Even for the ancient civilizations, mints were revered. Prior to the arrival of the Romans in Great Britain, the Druids used mint as one of their sacred herbs. Both the Greeks and Romans made wide uses of these species. They used if for flavouring wines and sauces. They decorated their dining tables with sprigs of peppermint, and even wore garlands of mint during festivals. Roman women also used mint as a breath freshener.
Mint in Today's Kitchen
In today's kitchen, mint can be used with soups, salads, roast lamb or fish, butter, jellies, sauces, plain meats, poultry, stews, bean and lentil dishes, sweet dishes, fruit salads, cheese, fruits and teas.

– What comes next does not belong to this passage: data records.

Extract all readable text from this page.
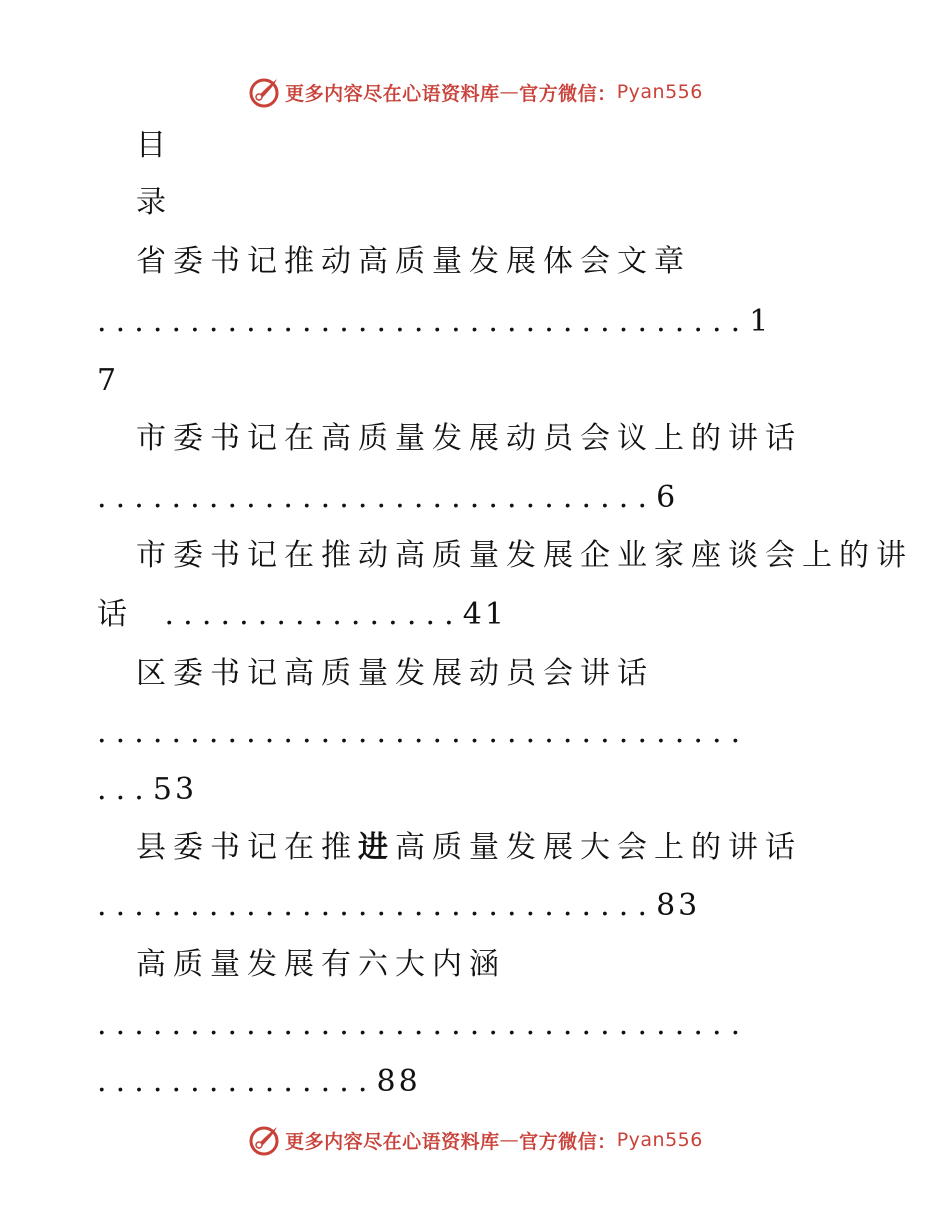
更多内容尽在心语资料库 — 官方微信： Pyan556
目
录
省委书记推动高质量发展体会文章
...................................1
7
市委书记在高质量发展动员会议上的讲话
..............................6
市委书记在推动高质量发展企业家座谈会上的讲
话 ................41
区委书记高质量发展动员会讲话
...................................
...53
县委书记在推进高质量发展大会上的讲话
..............................83
高质量发展有六大内涵
...................................
...............88
更多内容尽在心语资料库 — 官方微信： Pyan556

Add fresh mint sprigs to the cooking water of peas, carrots, fresh beets and new potatoes. Mint flowers can be used in salads as well as garnishes for desserts. In Middle Eastern dishes, mint is used for cheese pastry fillings, yogurt dressings, and in stuffings for vegetables such as peppers, tomatoes, and aubergines.
Storing Garden Mint
Ideally garden mint should be used fresh off the plant, but it can also be stored quite successfully for those long winter months.
Cut as much as you wish to store just before the plant starts to flower- this will most likely be around late summer.
Drying Garden Mint
Mint can be dried in two ways, by either hanging small bunches upside down in a dark airy place or if you have enough space, dry the leaves and stems on racks. When the mint leaves and stems are dry, simply crumble them into an airtight jar. Some smell and taste is lost during drying.
Freezing Garden Mint
Freeze whole stalks or individual leaves quickly on trays, and then store in the freezer in sealable plastic bags.